Chain-of-Thought Driven Adversarial Scenario Extrapolation for Robust Language Models
Md Rafi Ur Rashid, Vishnu Asutosh Dasu, Ye Wang, Gang Tan, Shagufta Mehnaz
TL;DR
The paper presents Adversarial Scenario Extrapolation (ASE), a chain-of-thought–driven inference-time defense for large language models that proactively reasons about potential adversarial scenarios before responding. By adding three steps— Adversarial Scenario Generation, Defensive Strategy Formulation, and Guarded Response Generation—ASE achieves near-zero jailbreak success, dramatically reduces toxicity, and minimizes outright rejections while preserving usefulness on tasks like MMLU and CNN/DailyMail. ASE demonstrates transferability across threats and outperforms six state-of-the-art defenses in robustness-seamlessness trade-offs, with a later Two-Step ASE variant offering substantial latency reductions. The approach bridges robustness with natural, context-aware interactions, offering a scalable defense that can be deployed at inference time without offline fine-tuning.
Abstract
Large Language Models (LLMs) exhibit impressive capabilities, but remain susceptible to a growing spectrum of safety risks, including jailbreaks, toxic content, hallucinations, and bias. Existing defenses often address only a single threat type or resort to rigid outright rejection, sacrificing user experience and failing to generalize across diverse and novel attacks. This paper introduces Adversarial Scenario Extrapolation (ASE), a novel inference-time computation framework that leverages Chain-of-Thought (CoT) reasoning to simultaneously enhance LLM robustness and seamlessness.

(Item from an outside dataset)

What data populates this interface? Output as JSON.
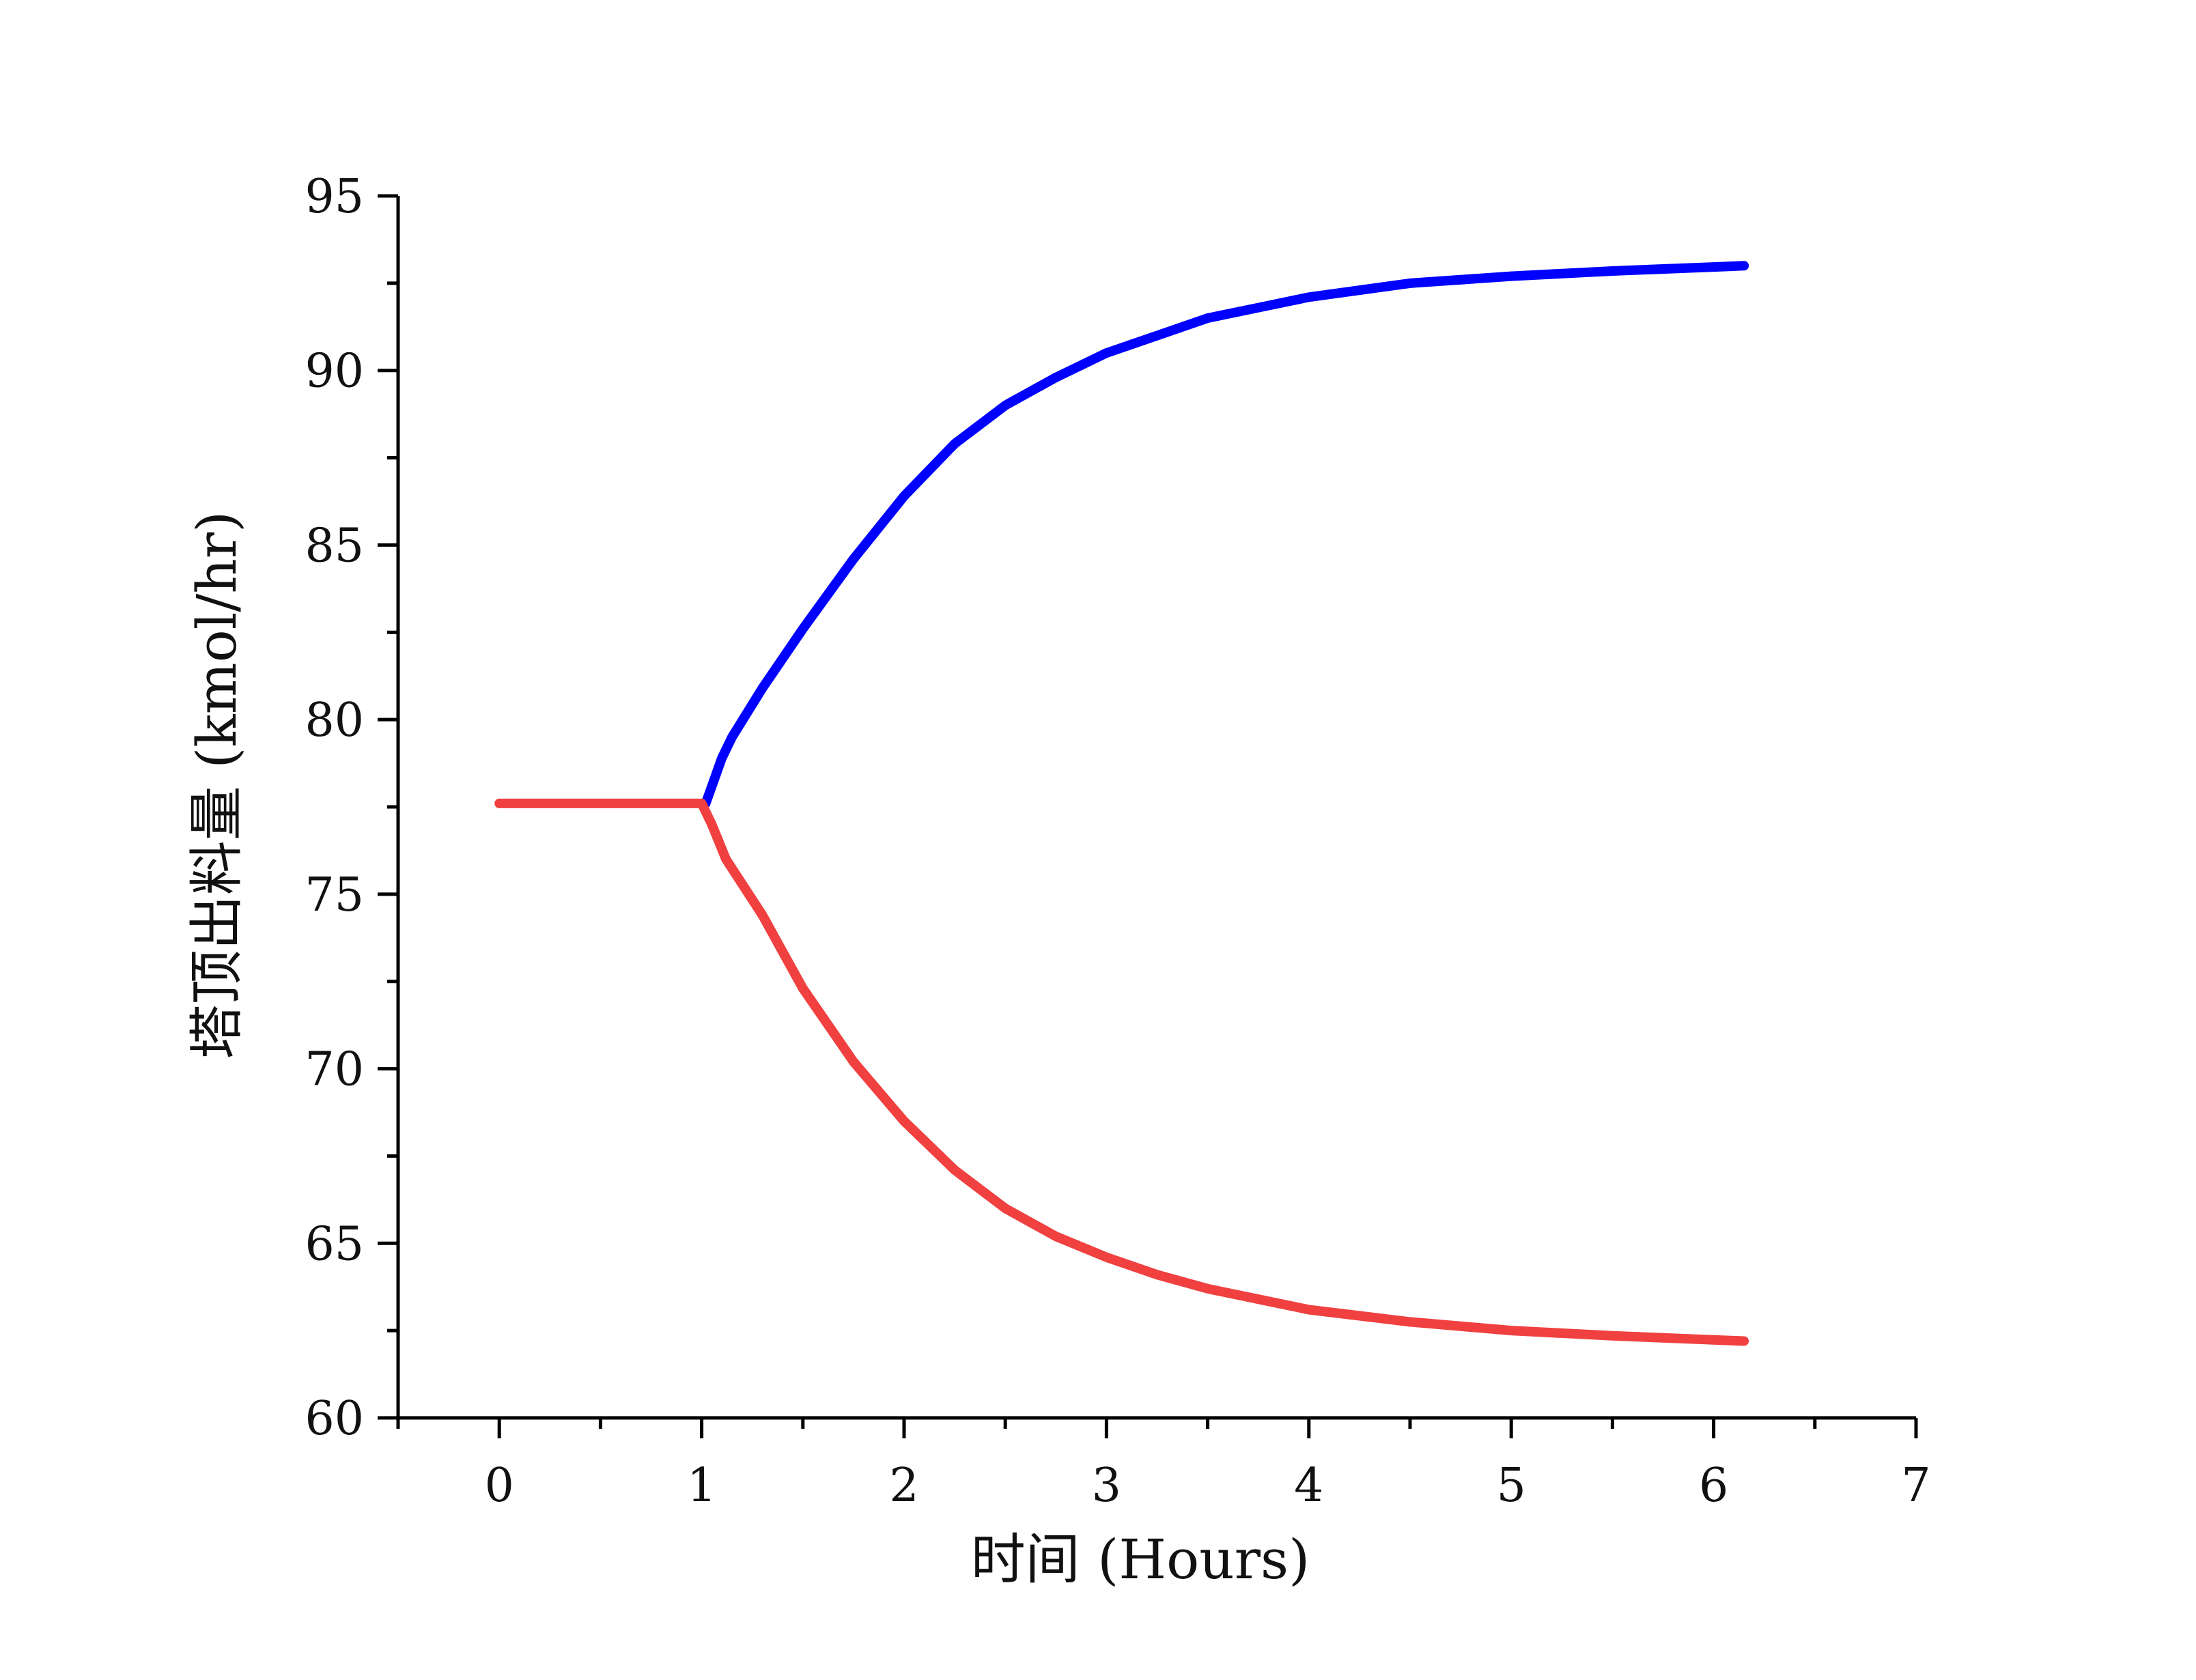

ASE guides the LLM through a self-generative process of contemplating potential adversarial scenarios and formulating defensive strategies before generating a response to the user query. Comprehensive evaluation on four adversarial benchmarks with four latest LLMs shows that ASE achieves near-zero jailbreak attack success rates and minimal toxicity, while slashing outright rejections to <4%. ASE outperforms six state-of-the-art defenses in robustness-seamlessness trade-offs, with 92-99% accuracy on adversarial Q&A and 4-10x lower bias scores. By transforming adversarial perception into an intrinsic cognitive process, ASE sets a new paradigm for secure and natural human-AI interaction.